Sleep & Word Learning
Is sleep beneficial to word learning in infancy? In 2017, I will begin a 2-year study to investigate the causal and longitudinal relationship between sleep and word learning between 12- and 30-months - a period of dramatic development in both sleep and language acquisition - using actigraphy, polysomnography, sleep diary, vocabulary inventory, and automated eye-tracking.

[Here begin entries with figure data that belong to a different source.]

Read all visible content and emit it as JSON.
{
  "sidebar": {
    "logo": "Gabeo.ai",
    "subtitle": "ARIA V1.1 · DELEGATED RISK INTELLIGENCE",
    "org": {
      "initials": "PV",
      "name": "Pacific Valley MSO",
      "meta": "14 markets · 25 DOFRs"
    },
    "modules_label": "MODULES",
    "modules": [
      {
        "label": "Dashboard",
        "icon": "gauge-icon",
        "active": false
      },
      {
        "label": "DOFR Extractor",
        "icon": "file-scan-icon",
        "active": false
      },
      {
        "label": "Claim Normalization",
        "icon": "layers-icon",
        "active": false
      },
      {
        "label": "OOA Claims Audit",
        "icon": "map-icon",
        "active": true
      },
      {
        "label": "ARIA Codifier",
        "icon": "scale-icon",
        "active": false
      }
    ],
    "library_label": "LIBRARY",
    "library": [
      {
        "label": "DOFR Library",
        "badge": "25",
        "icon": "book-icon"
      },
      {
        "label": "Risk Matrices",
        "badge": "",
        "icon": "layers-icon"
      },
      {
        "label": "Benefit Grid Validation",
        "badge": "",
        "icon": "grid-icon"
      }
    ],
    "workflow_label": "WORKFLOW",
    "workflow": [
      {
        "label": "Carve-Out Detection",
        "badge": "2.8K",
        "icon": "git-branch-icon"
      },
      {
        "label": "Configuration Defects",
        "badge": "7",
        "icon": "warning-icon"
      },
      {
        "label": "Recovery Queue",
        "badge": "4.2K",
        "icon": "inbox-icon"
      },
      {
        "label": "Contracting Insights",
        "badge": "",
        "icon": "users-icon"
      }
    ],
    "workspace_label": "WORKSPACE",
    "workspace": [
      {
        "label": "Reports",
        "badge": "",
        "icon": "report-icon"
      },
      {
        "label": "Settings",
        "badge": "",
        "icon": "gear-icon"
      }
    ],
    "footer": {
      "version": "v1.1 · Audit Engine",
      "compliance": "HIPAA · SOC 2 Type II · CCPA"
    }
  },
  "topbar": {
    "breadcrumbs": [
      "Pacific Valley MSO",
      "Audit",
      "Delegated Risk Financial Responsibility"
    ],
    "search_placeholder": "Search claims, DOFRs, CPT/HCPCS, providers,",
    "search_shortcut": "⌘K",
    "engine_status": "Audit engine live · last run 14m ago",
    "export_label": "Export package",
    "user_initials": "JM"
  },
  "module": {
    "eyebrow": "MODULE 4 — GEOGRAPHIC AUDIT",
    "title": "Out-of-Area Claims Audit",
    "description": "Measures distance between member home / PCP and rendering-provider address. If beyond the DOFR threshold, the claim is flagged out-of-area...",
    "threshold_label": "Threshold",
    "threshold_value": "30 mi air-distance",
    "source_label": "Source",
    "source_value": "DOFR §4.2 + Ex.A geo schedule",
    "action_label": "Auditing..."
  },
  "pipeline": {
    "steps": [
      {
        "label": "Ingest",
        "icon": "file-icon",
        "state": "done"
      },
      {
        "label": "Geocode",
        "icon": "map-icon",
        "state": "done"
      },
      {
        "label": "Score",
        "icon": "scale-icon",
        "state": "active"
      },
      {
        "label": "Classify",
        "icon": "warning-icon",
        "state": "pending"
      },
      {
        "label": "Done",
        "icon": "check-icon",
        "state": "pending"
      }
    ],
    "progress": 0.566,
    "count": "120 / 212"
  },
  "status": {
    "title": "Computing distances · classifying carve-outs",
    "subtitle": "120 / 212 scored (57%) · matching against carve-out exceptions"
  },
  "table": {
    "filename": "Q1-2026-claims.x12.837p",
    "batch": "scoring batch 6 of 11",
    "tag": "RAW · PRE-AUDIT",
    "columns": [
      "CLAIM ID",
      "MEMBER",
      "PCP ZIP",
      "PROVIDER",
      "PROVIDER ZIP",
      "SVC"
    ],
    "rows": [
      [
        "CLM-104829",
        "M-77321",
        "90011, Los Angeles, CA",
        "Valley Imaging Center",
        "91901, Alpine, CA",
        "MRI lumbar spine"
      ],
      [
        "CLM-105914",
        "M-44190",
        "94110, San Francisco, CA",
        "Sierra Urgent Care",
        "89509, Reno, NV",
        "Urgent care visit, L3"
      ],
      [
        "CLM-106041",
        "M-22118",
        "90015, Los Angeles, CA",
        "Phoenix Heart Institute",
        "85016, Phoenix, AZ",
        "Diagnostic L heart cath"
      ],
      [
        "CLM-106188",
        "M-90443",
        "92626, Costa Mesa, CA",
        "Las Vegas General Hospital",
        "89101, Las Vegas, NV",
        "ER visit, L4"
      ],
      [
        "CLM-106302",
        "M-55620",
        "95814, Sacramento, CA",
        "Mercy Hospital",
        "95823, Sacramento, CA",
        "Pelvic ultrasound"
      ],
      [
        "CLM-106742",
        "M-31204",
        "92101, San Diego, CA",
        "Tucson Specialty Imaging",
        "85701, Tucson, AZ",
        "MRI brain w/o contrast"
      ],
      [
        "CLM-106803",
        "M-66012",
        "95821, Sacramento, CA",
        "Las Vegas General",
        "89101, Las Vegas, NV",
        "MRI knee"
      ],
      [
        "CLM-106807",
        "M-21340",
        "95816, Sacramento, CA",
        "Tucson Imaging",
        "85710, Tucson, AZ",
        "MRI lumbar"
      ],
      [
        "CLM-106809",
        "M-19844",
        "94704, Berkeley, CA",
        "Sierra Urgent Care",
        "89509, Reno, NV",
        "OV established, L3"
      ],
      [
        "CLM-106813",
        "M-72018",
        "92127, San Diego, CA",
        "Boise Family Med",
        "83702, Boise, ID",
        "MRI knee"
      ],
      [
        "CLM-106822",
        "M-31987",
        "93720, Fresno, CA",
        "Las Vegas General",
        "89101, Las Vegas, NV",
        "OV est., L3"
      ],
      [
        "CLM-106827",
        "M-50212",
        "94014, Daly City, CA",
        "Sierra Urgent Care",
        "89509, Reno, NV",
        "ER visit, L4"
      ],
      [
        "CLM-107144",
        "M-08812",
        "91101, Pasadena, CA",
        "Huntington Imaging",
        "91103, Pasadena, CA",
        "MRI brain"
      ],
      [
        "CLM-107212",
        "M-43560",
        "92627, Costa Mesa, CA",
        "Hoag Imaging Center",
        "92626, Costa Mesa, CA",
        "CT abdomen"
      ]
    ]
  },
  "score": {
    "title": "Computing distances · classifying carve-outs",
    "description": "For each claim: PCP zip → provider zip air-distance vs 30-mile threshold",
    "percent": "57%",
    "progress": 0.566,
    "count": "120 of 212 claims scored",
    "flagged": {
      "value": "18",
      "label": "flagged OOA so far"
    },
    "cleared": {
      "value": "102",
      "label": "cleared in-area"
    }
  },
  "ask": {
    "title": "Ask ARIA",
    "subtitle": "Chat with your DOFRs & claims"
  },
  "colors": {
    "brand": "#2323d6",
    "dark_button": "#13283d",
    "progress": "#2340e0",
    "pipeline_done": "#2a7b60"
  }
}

Language-mediated Visual Attention
What is the relationship between language and cognition? While the Whorfian hypothesis (language determines cognition) remains controversial, my research shows evidence that language can mediate the way we selectively attend to information in the visual world, which begins in infancy and toddlerhood.
Bias to Relevance
In a series of eye-tracking study, toddlers saw an array of pictures and heard labels spoken in child-directed speech. Upon hearing the word Carrot, toddlers looked more at the picture of a Car, which is phonologically similar to Carrot. Toddlers also looked more at the picture of Pear, indicating their knowledge and appreciation of Pear and Carrot being related by the semantic category of food. Interestingly, biased attention to phonologically- and semantically-relevant information was stronger in toddlers with a larger vocabulary. It is possible that toddlers who know more words are, overall, cognitively more advanced and therefore able to detect relevant information faster than those with a smaller vocabulary. In reverse, it is also possible that toddlers who are able to detect relevant information faster are able to learn faster, and accumulate a larger vocabulary.
Chow, J., Davies, A. M. A., & Plunkett, K. (2017). Spoken-word recognition in 2-year-olds: The tug of war between phonological and semantic activation. Journal of Memory and Language.
What happens when we switch from one thought to another? My study on backward semantic inhibition investigates the mental processes of switching attention between different semantic categories. In the experiment, toddlers hear the following words (category in parentheses) in a sequential manner: chair (furniture), coat (clothing), table (furniture). Attending to the word Coat leads to the inhibition of the mental representations of the previous word Chair. We know that chair and the category furniture has been inhibited because toddlers' and adults' subsequent response to the word Table (another furniture) is impaired. The effect of backward semantic inhibition is observed in adults and toddlers starting from 24-months.